Il en profite pour régler ses comptes sur ce dossier épineux vis-à-vis de l’électorat frontalier : « Le débat est définitivement clos n’en déplaise aux consultants dits spécialistes en fiscalité (NDLR : qui avaient lancé l’alerte dans certains titres luxembourgeois) ou à un ancien ministre du budget socialiste, anciennement installé à Bercy qui souhaitaient en tirer quelques bénéfices personnels, financiers ou politiques voire peut-être même les trois à la fois. » Plus haut dans son communiqué, il pointe le fait que «les négociations entamées pour moderniser l’ensemble de cette convention avaient débuté en 2016 sous le précédent gouvernement».

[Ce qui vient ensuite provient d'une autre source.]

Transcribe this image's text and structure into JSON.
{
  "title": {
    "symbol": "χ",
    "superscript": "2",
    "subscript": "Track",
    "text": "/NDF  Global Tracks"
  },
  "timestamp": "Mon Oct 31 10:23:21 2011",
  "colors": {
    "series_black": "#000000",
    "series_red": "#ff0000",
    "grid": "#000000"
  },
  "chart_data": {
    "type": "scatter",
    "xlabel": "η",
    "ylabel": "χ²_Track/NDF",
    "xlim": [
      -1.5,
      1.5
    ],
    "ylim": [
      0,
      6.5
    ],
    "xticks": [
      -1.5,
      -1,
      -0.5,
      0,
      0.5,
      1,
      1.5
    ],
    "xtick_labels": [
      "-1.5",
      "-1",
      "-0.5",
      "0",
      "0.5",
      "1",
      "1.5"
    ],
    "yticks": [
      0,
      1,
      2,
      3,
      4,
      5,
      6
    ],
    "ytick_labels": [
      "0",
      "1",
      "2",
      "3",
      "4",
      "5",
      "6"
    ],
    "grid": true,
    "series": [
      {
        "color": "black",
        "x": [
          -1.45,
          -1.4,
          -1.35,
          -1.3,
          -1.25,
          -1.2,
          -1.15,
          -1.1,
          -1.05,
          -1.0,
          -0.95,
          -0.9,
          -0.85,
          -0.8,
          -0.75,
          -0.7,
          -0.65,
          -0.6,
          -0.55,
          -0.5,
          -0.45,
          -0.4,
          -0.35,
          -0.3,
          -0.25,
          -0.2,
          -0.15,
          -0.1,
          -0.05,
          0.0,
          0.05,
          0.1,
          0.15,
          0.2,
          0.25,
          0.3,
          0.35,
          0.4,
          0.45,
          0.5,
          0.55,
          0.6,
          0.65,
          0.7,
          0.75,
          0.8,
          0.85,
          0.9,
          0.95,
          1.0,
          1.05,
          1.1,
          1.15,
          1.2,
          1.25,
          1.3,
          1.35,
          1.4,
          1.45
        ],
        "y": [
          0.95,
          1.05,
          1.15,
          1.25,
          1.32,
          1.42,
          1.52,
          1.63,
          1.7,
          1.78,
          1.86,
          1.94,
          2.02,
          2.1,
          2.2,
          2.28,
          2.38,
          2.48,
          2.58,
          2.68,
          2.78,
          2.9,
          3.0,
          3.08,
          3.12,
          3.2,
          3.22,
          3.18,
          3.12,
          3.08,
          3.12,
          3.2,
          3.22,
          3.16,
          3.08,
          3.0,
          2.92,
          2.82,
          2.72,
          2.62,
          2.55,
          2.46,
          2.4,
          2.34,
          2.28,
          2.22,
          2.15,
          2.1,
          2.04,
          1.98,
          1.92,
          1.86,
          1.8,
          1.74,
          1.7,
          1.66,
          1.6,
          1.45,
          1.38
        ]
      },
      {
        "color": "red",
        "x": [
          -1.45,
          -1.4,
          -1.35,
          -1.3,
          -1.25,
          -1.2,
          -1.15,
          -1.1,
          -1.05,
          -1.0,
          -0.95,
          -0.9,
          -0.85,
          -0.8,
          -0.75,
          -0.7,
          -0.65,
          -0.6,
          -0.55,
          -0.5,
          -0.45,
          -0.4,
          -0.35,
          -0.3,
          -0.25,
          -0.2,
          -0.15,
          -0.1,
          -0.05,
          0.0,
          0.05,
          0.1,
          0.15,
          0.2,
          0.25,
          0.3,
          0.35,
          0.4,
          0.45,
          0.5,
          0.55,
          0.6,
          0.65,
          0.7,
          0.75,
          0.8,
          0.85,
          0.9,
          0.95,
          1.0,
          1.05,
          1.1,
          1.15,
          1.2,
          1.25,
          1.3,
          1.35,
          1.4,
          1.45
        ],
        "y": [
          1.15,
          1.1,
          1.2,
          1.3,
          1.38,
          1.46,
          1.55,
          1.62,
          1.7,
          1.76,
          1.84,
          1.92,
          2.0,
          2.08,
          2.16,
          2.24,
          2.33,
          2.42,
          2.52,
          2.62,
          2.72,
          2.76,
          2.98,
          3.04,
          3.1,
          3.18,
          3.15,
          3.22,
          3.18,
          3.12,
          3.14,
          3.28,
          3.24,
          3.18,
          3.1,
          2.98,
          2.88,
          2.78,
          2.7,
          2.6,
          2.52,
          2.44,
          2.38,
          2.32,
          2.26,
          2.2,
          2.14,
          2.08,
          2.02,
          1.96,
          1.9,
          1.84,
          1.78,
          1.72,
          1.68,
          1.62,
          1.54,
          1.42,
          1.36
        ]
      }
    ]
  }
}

Il nous est impossible de vérifier dans quelle mesure la méthode de l’imputation était déjà en discussion dès 2016. Nous n’avons en revanche aucun souvenir d’une levée de boucliers chez les élus lorrains, Ni chez M. Paluszkiewicz ni chez ses opposants, concernant un risque fiscal au moment de la signature de la convention. C’est plus certainement l’intervention des fiscalistes chez certains confrères, en particulier cet article de Paperjam publié peu de temps après la signature, qui a mis en lumière le problème. Et du coup, le feu au poudre.
Et le télétravail des frontaliers ?
Sur un autre niveau, plus d’actualité, le député déplore que l’avenant ne permette pas de nouvelles avancées sur les paliers fiscaux du télétravail frontalier, qui restent fixés à 29 jours, et non 50 jours comme il le souhaite. Sur ce point, il est indéniable que l’augmentation du palier (= au-delà duquel un frontalier doit payer son impôt sur le revenu en France, et non plus au Luxembourg, pour tout jour de télétravail supplémentaire) aurait un aspect pratique. Mais que cela constituerait de nouveau une perte financière pour l’état français. Avec 29 jours d’impôt offerts au Grand-Duché (les standards internationaux voudraient que la France prélève l’impôt dés le 1er jour télétravaillé sur son sol), la France propose déjà un palier plus généreux que les voisins belge (24 jours) et allemand (19 jours). Il est par ailleurs déjà possible de dépasser ce palier de 29 jours, comme une fiscaliste nous l’expliquait avant même le Covid, pour aller jusqu’aux 50 jours par an, avec un partage plus juste de l’impôt entre les états concernés… mais une certaine gymnastique administrative pour les frontaliers.